List & Monetize Your Skill
Submit your Claude Code skill and start earning
Use Cases▌
Task Automation & Efficiency
Automate repetitive workflows and reduce manual effort
Example
Generate reports, summarize documents, draft communications
Save 3-5 hours per week on routine tasks
Knowledge Enhancement
Learn new skills, understand complex topics, get expert guidance
Example
Explain concepts, provide examples, suggest learning resources
Accelerate learning and skill development by 2x
Quality Improvement
Enhance output quality through reviews, suggestions, and refinements
Example
Review drafts, suggest improvements, catch errors
Improve work quality by 30-40% with less effort
Implementation Guide▌
Prerequisites
- ›Claude Desktop or compatible AI client with skill support
- ›Clear understanding of task or problem to solve
- ›Willingness to iterate and refine outputs
Time Estimate
15-45 minutes depending on use case complexity
Installation Steps
- 1.Install skill using provided installation command
- 2.Test with simple use case relevant to your work
- 3.Evaluate output quality and relevance
- 4.Iterate on prompts to improve results
- 5.Integrate into regular workflow if valuable
Common Pitfalls
- ⚠Expecting perfect results without iteration
- ⚠Not providing enough context in prompts
- ⚠Using skill for tasks outside its intended scope
- ⚠Accepting outputs without review and validation
Best Practices▌
✓ Do
- +Start with clear, specific prompts
- +Provide relevant context and constraints
- +Review and refine all outputs before using
- +Iterate to improve output quality
- +Document successful prompt patterns
✗ Don't
- −Don't use without understanding skill limitations
- −Don't skip validation of outputs
- −Don't share sensitive information in prompts
- −Don't expect skill to replace human judgment
💡 Pro Tips
- ★Be specific about desired format and style
- ★Ask for multiple options to choose from
- ★Request explanations to understand reasoning
- ★Combine AI efficiency with human expertise
When to Use This▌
✓ Use When
Use when skill capabilities match your task, clear ROI on time saved, and you can validate outputs. Best for repetitive tasks, learning, and quality improvement.
✗ Avoid When
Avoid when task requires deep expertise you can't validate, involves sensitive decisions, or when learning process is more valuable than speed of completion.
Learning Path▌
- 1Familiarize yourself with skill capabilities and limitations
- 2Start with low-risk, non-critical tasks
- 3Progress to more complex and valuable use cases
- 4Build expertise through regular use and experimentation
Discussion
Product Hunt–style comments (not star reviews)- No comments yet — start the thread.
Ratings
4.6★★★★★54 reviews- ★★★★★Benjamin Yang· Dec 24, 2024
Solid pick for teams standardizing on skills: django-drf is focused, and the summary matches what you get after install.
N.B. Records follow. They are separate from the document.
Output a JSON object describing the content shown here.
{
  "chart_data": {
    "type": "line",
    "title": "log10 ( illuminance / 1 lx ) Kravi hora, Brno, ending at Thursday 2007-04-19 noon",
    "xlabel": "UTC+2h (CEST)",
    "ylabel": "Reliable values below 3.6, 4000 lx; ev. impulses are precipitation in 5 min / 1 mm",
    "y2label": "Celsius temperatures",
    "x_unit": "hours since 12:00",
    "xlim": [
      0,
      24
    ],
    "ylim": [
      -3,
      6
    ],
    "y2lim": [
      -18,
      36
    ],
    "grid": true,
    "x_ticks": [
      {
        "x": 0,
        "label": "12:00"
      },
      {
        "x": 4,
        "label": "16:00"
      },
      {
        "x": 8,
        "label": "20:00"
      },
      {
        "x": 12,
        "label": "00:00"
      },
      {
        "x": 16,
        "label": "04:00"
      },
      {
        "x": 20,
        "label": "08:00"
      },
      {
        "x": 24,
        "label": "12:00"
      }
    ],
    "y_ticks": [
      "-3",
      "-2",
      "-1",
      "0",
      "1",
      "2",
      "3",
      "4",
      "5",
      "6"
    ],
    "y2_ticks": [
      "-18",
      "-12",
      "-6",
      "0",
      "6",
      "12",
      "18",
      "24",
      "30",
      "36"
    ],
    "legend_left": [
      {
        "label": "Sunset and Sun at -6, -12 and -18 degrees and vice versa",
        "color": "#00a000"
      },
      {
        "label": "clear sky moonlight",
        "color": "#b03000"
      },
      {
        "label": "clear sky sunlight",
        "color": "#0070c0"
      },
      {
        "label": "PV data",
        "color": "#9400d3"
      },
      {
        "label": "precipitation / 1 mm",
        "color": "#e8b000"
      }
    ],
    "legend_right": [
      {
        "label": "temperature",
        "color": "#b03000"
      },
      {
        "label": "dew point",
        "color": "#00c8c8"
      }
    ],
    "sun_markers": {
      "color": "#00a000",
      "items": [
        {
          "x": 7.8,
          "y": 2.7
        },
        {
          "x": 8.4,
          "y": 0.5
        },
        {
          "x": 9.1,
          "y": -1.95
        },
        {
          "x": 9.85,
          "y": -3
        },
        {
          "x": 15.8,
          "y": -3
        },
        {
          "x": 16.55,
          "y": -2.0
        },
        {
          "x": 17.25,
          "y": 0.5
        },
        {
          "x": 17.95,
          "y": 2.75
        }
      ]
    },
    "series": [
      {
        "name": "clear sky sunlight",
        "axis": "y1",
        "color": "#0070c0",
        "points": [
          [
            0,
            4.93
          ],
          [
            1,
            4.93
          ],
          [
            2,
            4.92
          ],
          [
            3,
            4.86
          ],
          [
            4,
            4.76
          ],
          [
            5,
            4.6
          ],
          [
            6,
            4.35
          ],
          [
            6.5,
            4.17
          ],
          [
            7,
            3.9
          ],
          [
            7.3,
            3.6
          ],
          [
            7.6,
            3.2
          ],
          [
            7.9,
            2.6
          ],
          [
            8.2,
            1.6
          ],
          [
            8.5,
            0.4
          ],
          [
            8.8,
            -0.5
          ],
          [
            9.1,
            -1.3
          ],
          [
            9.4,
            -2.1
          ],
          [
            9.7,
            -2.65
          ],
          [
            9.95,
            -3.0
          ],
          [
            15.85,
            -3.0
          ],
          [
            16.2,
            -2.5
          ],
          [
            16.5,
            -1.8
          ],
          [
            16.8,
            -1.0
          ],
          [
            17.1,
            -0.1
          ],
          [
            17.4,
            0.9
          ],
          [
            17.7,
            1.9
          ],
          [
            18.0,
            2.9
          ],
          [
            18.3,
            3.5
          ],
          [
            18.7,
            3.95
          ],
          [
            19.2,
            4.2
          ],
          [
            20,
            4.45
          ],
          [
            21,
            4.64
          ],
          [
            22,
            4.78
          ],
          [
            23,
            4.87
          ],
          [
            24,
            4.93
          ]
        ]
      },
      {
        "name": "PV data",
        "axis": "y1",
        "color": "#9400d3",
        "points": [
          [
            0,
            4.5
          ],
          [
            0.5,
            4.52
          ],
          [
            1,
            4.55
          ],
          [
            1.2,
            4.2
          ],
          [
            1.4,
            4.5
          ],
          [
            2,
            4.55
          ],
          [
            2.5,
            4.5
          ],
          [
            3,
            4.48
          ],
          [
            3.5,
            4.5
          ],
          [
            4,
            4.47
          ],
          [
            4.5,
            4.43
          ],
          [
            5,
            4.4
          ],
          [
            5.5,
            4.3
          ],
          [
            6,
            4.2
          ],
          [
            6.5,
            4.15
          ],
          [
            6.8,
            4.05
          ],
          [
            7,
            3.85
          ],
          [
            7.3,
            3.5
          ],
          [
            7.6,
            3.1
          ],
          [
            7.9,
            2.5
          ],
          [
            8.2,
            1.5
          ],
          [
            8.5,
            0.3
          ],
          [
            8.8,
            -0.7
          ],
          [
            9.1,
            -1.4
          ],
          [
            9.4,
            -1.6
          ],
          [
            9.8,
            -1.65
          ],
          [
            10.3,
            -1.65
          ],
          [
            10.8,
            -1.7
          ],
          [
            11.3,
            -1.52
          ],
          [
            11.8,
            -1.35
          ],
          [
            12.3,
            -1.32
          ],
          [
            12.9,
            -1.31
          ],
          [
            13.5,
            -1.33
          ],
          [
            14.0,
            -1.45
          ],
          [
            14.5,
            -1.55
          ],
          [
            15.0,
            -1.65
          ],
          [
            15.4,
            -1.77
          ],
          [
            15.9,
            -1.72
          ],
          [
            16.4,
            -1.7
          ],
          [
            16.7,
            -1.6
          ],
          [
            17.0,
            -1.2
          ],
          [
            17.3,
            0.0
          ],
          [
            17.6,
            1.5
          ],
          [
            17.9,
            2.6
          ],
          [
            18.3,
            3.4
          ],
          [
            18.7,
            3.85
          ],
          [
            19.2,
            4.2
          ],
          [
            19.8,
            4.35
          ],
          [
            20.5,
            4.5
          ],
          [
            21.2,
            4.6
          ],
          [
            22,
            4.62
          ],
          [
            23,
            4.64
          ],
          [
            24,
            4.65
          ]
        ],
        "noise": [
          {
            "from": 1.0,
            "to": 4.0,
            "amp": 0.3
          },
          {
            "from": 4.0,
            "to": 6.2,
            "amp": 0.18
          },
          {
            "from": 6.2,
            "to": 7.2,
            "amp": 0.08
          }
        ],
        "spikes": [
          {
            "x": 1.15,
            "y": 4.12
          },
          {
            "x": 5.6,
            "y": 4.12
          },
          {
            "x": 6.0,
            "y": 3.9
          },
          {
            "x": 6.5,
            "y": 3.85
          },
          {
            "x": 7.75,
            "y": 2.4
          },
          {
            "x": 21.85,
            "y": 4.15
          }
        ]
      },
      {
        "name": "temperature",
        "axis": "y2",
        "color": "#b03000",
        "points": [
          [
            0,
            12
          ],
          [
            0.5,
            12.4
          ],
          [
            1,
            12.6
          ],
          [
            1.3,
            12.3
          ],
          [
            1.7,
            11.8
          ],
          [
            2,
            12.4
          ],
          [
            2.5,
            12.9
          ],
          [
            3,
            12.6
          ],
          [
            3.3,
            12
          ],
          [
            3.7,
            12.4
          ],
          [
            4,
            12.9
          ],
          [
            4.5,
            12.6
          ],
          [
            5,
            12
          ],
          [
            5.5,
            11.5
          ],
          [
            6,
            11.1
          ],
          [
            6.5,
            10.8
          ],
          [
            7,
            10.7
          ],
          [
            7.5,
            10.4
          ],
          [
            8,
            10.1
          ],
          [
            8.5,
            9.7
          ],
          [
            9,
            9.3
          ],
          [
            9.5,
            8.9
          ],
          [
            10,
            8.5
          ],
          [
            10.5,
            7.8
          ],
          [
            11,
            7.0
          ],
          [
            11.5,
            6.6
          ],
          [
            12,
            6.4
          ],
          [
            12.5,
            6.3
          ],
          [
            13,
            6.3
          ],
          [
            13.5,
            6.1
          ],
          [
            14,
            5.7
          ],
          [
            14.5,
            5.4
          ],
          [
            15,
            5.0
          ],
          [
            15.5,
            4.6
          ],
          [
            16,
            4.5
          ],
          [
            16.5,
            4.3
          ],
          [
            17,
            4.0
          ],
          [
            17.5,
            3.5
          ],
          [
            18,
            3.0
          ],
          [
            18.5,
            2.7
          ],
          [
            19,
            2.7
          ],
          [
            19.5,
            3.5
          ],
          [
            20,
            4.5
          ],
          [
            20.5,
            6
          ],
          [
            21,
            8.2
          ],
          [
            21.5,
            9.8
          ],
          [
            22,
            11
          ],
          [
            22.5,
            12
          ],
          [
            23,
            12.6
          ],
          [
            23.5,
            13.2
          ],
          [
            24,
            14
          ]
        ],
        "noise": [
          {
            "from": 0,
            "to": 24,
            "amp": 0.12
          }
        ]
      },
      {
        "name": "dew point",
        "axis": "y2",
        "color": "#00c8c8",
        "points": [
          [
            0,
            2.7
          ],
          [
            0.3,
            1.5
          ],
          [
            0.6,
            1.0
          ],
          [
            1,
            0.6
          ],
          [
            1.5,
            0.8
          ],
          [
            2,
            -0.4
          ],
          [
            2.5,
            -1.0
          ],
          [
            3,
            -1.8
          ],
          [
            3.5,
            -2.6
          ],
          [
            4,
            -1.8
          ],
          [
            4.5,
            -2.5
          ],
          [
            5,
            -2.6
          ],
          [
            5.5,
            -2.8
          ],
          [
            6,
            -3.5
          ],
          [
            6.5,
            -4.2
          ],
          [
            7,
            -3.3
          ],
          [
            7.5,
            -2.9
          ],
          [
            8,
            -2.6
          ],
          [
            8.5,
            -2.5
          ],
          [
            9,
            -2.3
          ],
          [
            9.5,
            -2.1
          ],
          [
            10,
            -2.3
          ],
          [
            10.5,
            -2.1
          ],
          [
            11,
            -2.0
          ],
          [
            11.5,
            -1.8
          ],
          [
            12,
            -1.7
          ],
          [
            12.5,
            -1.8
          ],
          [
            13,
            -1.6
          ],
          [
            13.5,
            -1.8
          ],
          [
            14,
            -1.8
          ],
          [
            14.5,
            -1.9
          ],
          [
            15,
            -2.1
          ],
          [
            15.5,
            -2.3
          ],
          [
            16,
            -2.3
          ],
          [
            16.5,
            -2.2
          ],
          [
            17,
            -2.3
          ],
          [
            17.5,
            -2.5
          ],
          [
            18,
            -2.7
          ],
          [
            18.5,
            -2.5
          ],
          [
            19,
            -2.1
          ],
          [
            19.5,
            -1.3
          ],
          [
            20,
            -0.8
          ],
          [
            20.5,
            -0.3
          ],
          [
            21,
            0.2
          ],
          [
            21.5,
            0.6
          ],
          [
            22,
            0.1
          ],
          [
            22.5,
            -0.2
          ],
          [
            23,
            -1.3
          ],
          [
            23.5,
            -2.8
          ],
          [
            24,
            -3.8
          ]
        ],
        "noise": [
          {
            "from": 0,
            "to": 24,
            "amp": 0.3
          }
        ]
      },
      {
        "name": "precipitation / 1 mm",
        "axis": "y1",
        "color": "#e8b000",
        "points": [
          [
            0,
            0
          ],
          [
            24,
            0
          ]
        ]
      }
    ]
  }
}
- ★★★★★Sakura Smith· Dec 24, 2024
We added django-drf from the explainx registry; install was straightforward and the SKILL.md answered most questions upfront.
- ★★★★★Pratham Ware· Dec 16, 2024
django-drf is among the better-maintained entries we tried; worth keeping pinned for repeat workflows.
- ★★★★★Hiroshi Flores· Dec 12, 2024
django-drf has been reliable in day-to-day use. Documentation quality is above average for community skills.
- ★★★★★Amina Ndlovu· Dec 4, 2024
django-drf reduced setup friction for our internal harness; good balance of opinion and flexibility.
- ★★★★★Benjamin Lopez· Nov 15, 2024
Registry listing for django-drf matched our evaluation — installs cleanly and behaves as described in the markdown.
- ★★★★★Sofia Robinson· Nov 15, 2024
django-drf fits our agent workflows well — practical, well scoped, and easy to wire into existing repos.
- ★★★★★Arjun Martin· Nov 11, 2024
I recommend django-drf for anyone iterating fast on agent tooling; clear intent and a small, reviewable surface area.
- ★★★★★Yash Thakker· Nov 7, 2024
Keeps context tight: django-drf is the kind of skill you can hand to a new teammate without a long onboarding doc.
- ★★★★★Arjun Dixit· Nov 3, 2024
Useful defaults in django-drf — fewer surprises than typical one-off scripts, and it plays nicely with `npx skills` flows.